Hyundai recently launched its full electric SUV Kona priced at Rs 25.3 lakh.
Expressing similar sentiment, Mahindra & Mahindra MD Pawan Goenka tweeted, “One more bold enabling step by GoI to support EV movement. With the GST rates coming down, the financial viability for 3W and even 4W for shared mobility becomes positive. Now let us just do it."
Audi India Head Rahil Ansari said the move would definitely give a boost to EVs and "we are confident that it will motivate customers looking for both entry-level EVs as well as luxury EVs that will enter the market. We are pleased that this coincides with our plans for introducing the Audi e-tron in India by the end of this year.”
He added, "While these are great steps for the future, short-term measures supporting the overall industry, also the luxury segment, are required by the government. All players are struggling with declining sales, which in turn is leading to production cuts and may lead to job losses, too."
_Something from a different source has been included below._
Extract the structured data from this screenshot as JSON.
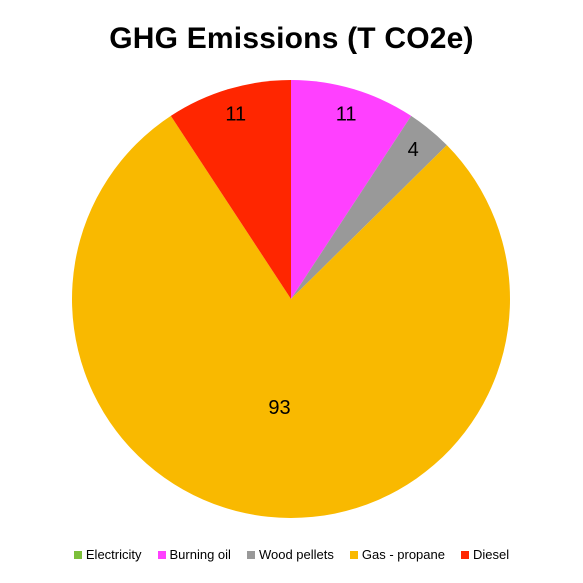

M S Mani, partner, Deloitte India, said it was needed to be ensured that the rate reductions did not lead to input tax credit accumulation in the hands of EV manufacturers. “There is also a need to clarify whether charging stations would be deemed to be supplying electricity (which is outside the purview of the GST at present) or providing a service taxable at 18 per cent. Hopefully, all the tax-related issues will be comprehensively clarified in future,” he added.
Abhishek Jain, tax partner, EY India, said, “The reduced rate should help foster demand for this environment-friendly variant, through a tax aribtrage between conventional vehicles and EVs."